Given the query_position, returns the corresponding reference position , or None if the query_position is part of an insertion.

Parameters

query_position (int) – 0-based query position

Return type

int | None

get_aligned_query_sequence(reference_position)#

Given the reference_position, returns the corresponding query sequence if self.reference_start <= reference_position < self.reference_end, or None otherwise.

If the reference_position is part of a deletion or reference skip, "-" is returned.
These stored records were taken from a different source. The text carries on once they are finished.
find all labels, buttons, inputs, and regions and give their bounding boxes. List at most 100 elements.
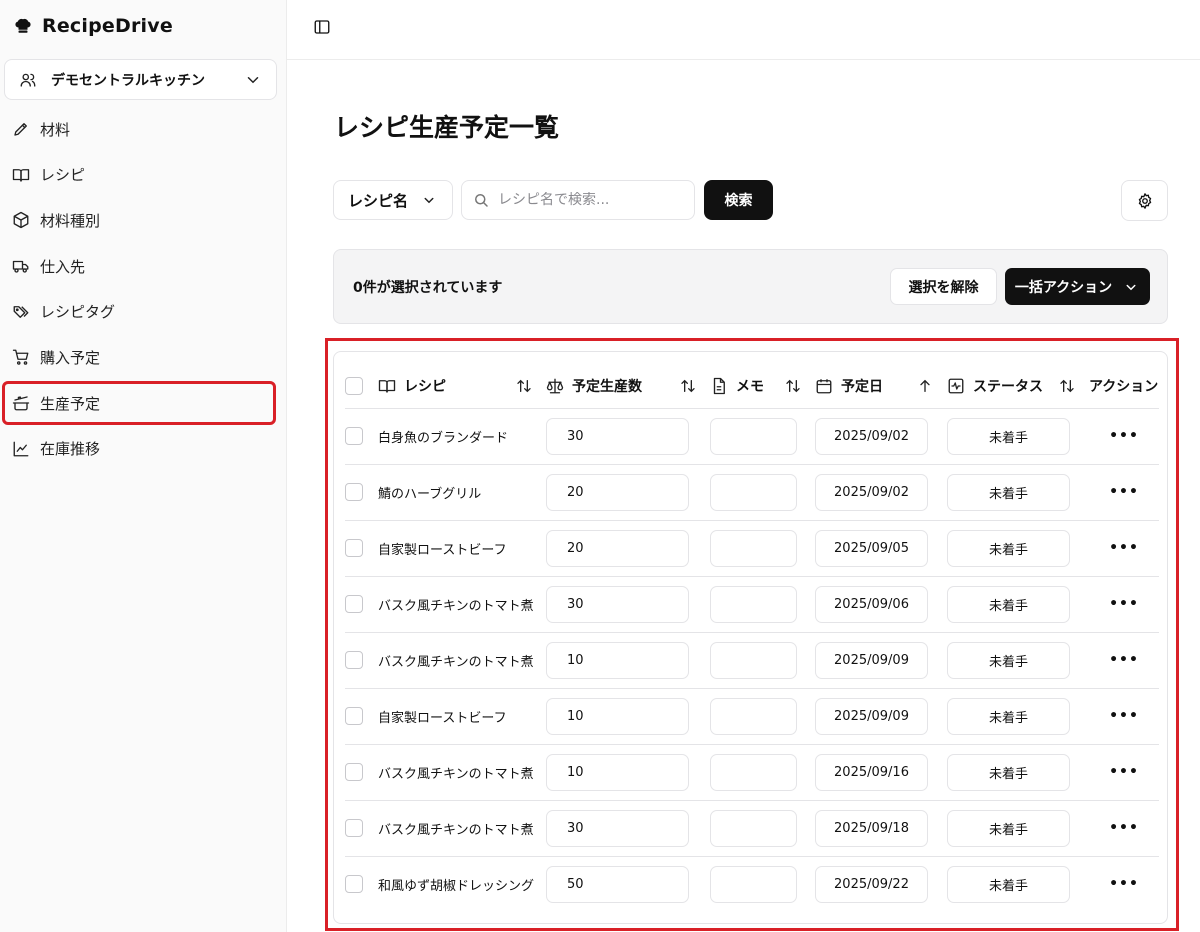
sidebar-item-recipes[interactable]: レシピ	[4, 155, 274, 195]
sidebar-item-inventory-trend[interactable]: 在庫推移	[4, 429, 274, 469]
recipe-name[interactable]: 自家製ローストビーフ	[378, 688, 546, 745]
sort-icon[interactable]	[1059, 378, 1075, 394]
date-picker[interactable]: 2025/09/18	[815, 809, 928, 847]
row-actions-button[interactable]: •••	[1089, 800, 1159, 857]
header-recipe[interactable]: レシピ	[378, 364, 546, 409]
date-picker[interactable]: 2025/09/06	[815, 585, 928, 623]
status-select[interactable]: 未着手	[947, 809, 1070, 847]
date-picker[interactable]: 2025/09/16	[815, 753, 928, 791]
row-actions-button[interactable]: •••	[1089, 464, 1159, 521]
row-checkbox[interactable]	[345, 539, 363, 557]
table-row: 和風ゆず胡椒ドレッシング 50 2025/09/22 未着手 •••	[345, 856, 1159, 912]
status-select[interactable]: 未着手	[947, 473, 1070, 511]
memo-input[interactable]	[710, 865, 797, 903]
quantity-input[interactable]: 10	[546, 697, 689, 735]
status-select[interactable]: 未着手	[947, 641, 1070, 679]
row-actions-button[interactable]: •••	[1089, 688, 1159, 745]
page-title: レシピ生産予定一覧	[334, 113, 560, 142]
sidebar-item-suppliers[interactable]: 仕入先	[4, 246, 274, 286]
table-row: 鯖のハーブグリル 20 2025/09/02 未着手 •••	[345, 464, 1159, 521]
clear-selection-button[interactable]: 選択を解除	[890, 268, 997, 305]
sidebar-item-purchase-plans[interactable]: 購入予定	[4, 337, 274, 377]
chef-hat-icon	[14, 17, 32, 35]
sidebar-item-recipe-tags[interactable]: レシピタグ	[4, 292, 274, 332]
selection-count: 0件が選択されています	[353, 280, 503, 296]
brand[interactable]: RecipeDrive	[14, 12, 173, 40]
quantity-input[interactable]: 10	[546, 753, 689, 791]
org-switcher[interactable]: デモセントラルキッチン	[4, 59, 277, 100]
status-select[interactable]: 未着手	[947, 865, 1070, 903]
row-checkbox[interactable]	[345, 875, 363, 894]
select-all-checkbox[interactable]	[345, 376, 363, 395]
row-actions-button[interactable]: •••	[1089, 408, 1159, 465]
memo-input[interactable]	[710, 809, 797, 847]
sidebar-toggle-button[interactable]	[311, 16, 333, 38]
search-button[interactable]: 検索	[704, 180, 773, 220]
date-picker[interactable]: 2025/09/02	[815, 473, 928, 511]
sidebar-item-label: レシピ	[40, 166, 86, 185]
quantity-input[interactable]: 30	[546, 809, 689, 847]
row-checkbox[interactable]	[345, 707, 363, 725]
quantity-input[interactable]: 20	[546, 529, 689, 567]
status-select[interactable]: 未着手	[947, 417, 1070, 455]
sidebar-item-label: 材料種別	[40, 211, 101, 230]
status-select[interactable]: 未着手	[947, 753, 1070, 791]
memo-input[interactable]	[710, 585, 797, 623]
row-actions-button[interactable]: •••	[1089, 576, 1159, 633]
memo-input[interactable]	[710, 697, 797, 735]
pencil-icon	[12, 120, 30, 138]
row-checkbox[interactable]	[345, 483, 363, 501]
header-memo[interactable]: メモ	[710, 364, 815, 409]
memo-input[interactable]	[710, 417, 797, 455]
header-date[interactable]: 予定日	[815, 364, 947, 409]
filter-field-select[interactable]: レシピ名	[333, 180, 453, 220]
row-checkbox[interactable]	[345, 819, 363, 837]
memo-input[interactable]	[710, 641, 797, 679]
sidebar-item-production-plans[interactable]: 生産予定	[2, 381, 276, 426]
date-picker[interactable]: 2025/09/09	[815, 641, 928, 679]
quantity-input[interactable]: 30	[546, 585, 689, 623]
row-actions-button[interactable]: •••	[1089, 520, 1159, 577]
status-select[interactable]: 未着手	[947, 697, 1070, 735]
recipe-name[interactable]: 白身魚のブランダード	[378, 408, 546, 465]
quantity-input[interactable]: 10	[546, 641, 689, 679]
date-picker[interactable]: 2025/09/22	[815, 865, 928, 903]
recipe-name[interactable]: バスク風チキンのトマト煮	[378, 744, 546, 801]
recipe-name[interactable]: バスク風チキンのトマト煮	[378, 576, 546, 633]
row-checkbox[interactable]	[345, 595, 363, 613]
sidebar-item-ingredients[interactable]: 材料	[4, 109, 274, 149]
memo-input[interactable]	[710, 753, 797, 791]
header-quantity[interactable]: 予定生産数	[546, 364, 710, 409]
recipe-name[interactable]: 自家製ローストビーフ	[378, 520, 546, 577]
sort-icon[interactable]	[680, 378, 696, 394]
quantity-input[interactable]: 50	[546, 865, 689, 903]
row-actions-button[interactable]: •••	[1089, 856, 1159, 912]
quantity-input[interactable]: 30	[546, 417, 689, 455]
settings-button[interactable]	[1121, 180, 1168, 221]
recipe-name[interactable]: バスク風チキンのトマト煮	[378, 800, 546, 857]
status-select[interactable]: 未着手	[947, 529, 1070, 567]
sort-ascending-icon[interactable]	[917, 378, 933, 394]
sort-icon[interactable]	[516, 378, 532, 394]
sort-icon[interactable]	[785, 378, 801, 394]
recipe-name[interactable]: 和風ゆず胡椒ドレッシング	[378, 856, 546, 912]
row-actions-button[interactable]: •••	[1089, 744, 1159, 801]
row-checkbox[interactable]	[345, 427, 363, 445]
memo-input[interactable]	[710, 529, 797, 567]
row-actions-button[interactable]: •••	[1089, 632, 1159, 689]
row-checkbox[interactable]	[345, 651, 363, 669]
row-checkbox[interactable]	[345, 763, 363, 781]
recipe-name[interactable]: バスク風チキンのトマト煮	[378, 632, 546, 689]
status-select[interactable]: 未着手	[947, 585, 1070, 623]
search-input[interactable]	[498, 192, 678, 208]
date-picker[interactable]: 2025/09/09	[815, 697, 928, 735]
date-picker[interactable]: 2025/09/05	[815, 529, 928, 567]
date-picker[interactable]: 2025/09/02	[815, 417, 928, 455]
bulk-action-button[interactable]: 一括アクション	[1005, 268, 1150, 305]
memo-input[interactable]	[710, 473, 797, 511]
recipe-name[interactable]: 鯖のハーブグリル	[378, 464, 546, 521]
quantity-input[interactable]: 20	[546, 473, 689, 511]
sidebar-item-ingredient-types[interactable]: 材料種別	[4, 200, 274, 240]
header-actions: アクション	[1089, 364, 1159, 409]
header-status[interactable]: ステータス	[947, 364, 1089, 409]
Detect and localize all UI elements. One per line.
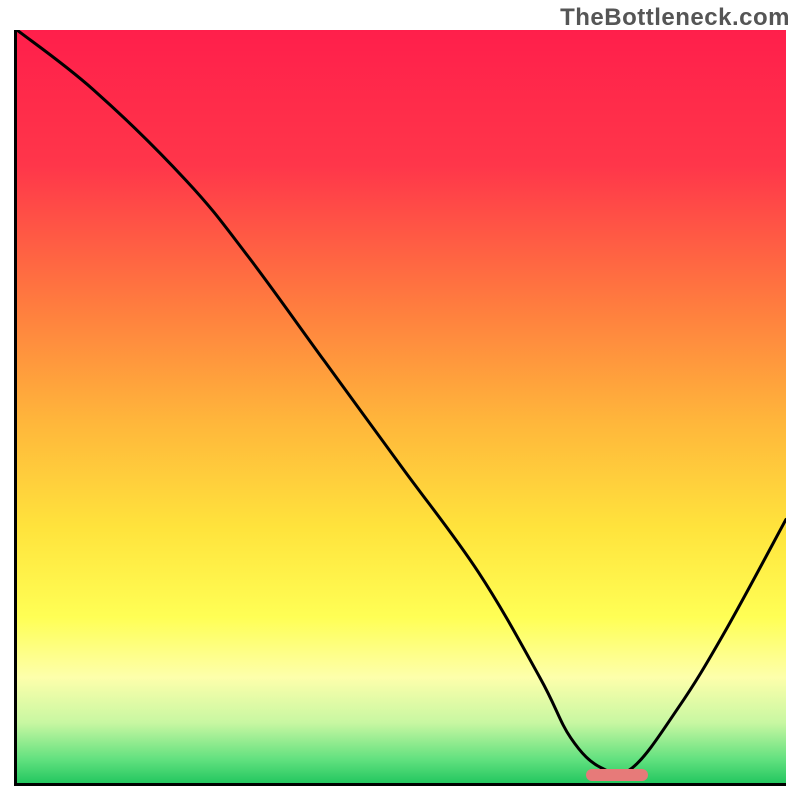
chart-frame: TheBottleneck.com <box>0 0 800 800</box>
plot-area <box>14 30 786 786</box>
watermark-text: TheBottleneck.com <box>560 4 790 32</box>
curve-layer <box>17 30 786 783</box>
optimal-range-marker <box>586 769 648 781</box>
bottleneck-curve <box>17 30 786 774</box>
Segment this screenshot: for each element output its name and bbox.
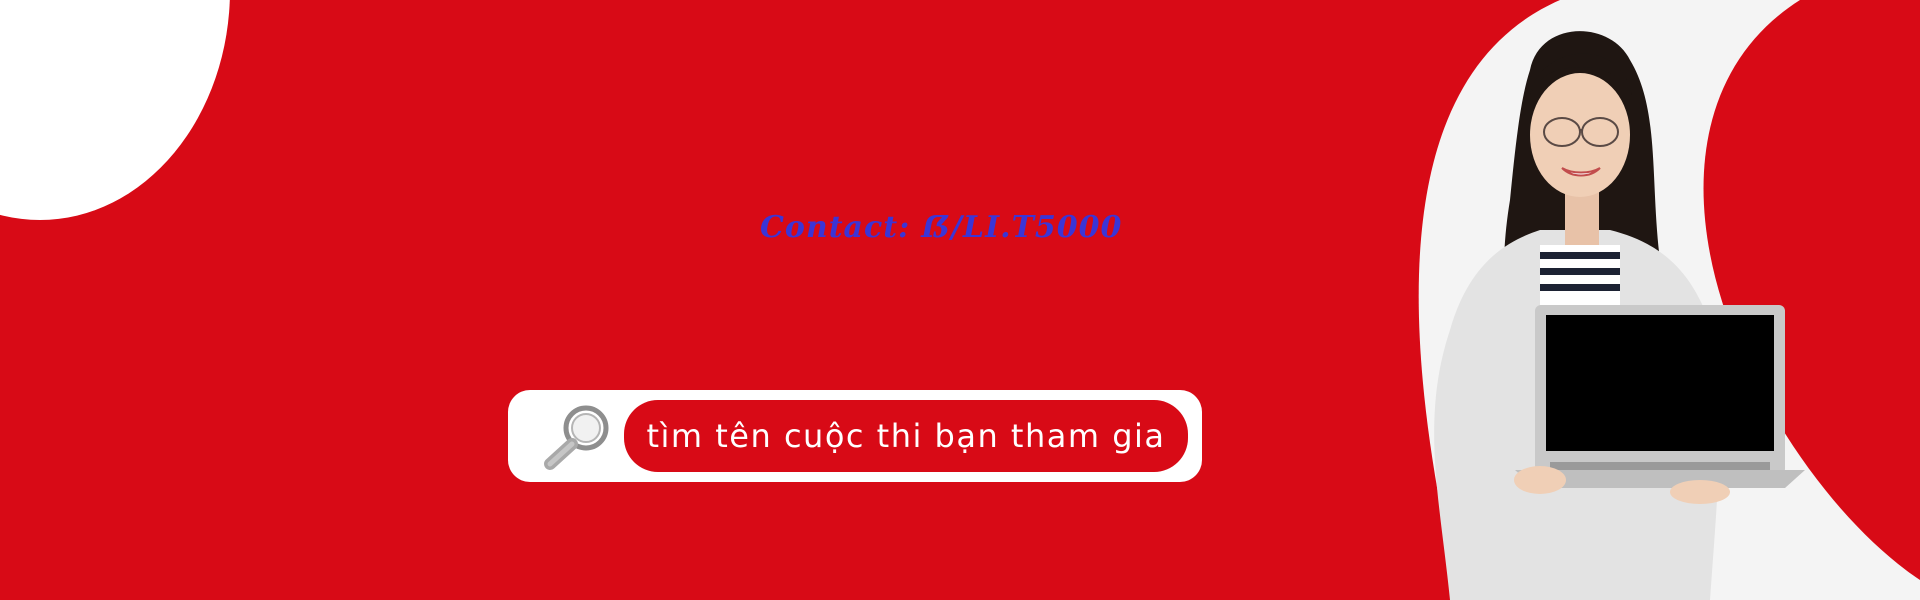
search-placeholder: tìm tên cuộc thi bạn tham gia — [646, 417, 1166, 455]
search-bar[interactable]: tìm tên cuộc thi bạn tham gia — [508, 390, 1202, 482]
search-input[interactable]: tìm tên cuộc thi bạn tham gia — [624, 400, 1188, 472]
contact-text: Contact: ẞ/LI.T5000 — [760, 210, 1123, 245]
search-icon[interactable] — [538, 400, 618, 472]
person-with-laptop-image — [1434, 31, 1805, 600]
hero-banner: Contact: ẞ/LI.T5000 tìm tên cuộc thi bạn… — [0, 0, 1920, 600]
This function is particularly useful for phasing sequencing reads into halpotype groups.

Parameters

reference_position (int) – 0-based reference position

Return type

str | None

property insertions: Sequence[Insertion]#

insertions identified from CIGAR

property deletions: Sequence[Deletion]#

deletions identified from CIGAR

property soft_clipping: Sequence[SoftClippedBases]#

soft clipping identified from CIGAR

property hard_clipping: Sequence[HardClippedBases]#

hard clipping identified from CIGAR

property mismatched_bases: Sequence[_MismatchedBase]#

mismatched bases identified from CIGAR X (BAM_CDIFF) operation or the MD tag; empty if neither is available; see pysam.AlignedSegment.cigartuples and pysam.AlignedSegment.get_aligned_pairs()

Note

For Minimap2, use --eqx to include mismatch information in the CIGAR string, --MD to include mismatch information in the MD tag.

property modified_bases: list[ModifiedBase]#

modified bases identified from the Ml and Mm tags; see pysam.AlignedSegment.modified_bases

property reference_skips: list[ReferenceSkip]#

reference skips identified from CIGAR

Note

Reference skips often appear in RNAseq read alignment to represent introns.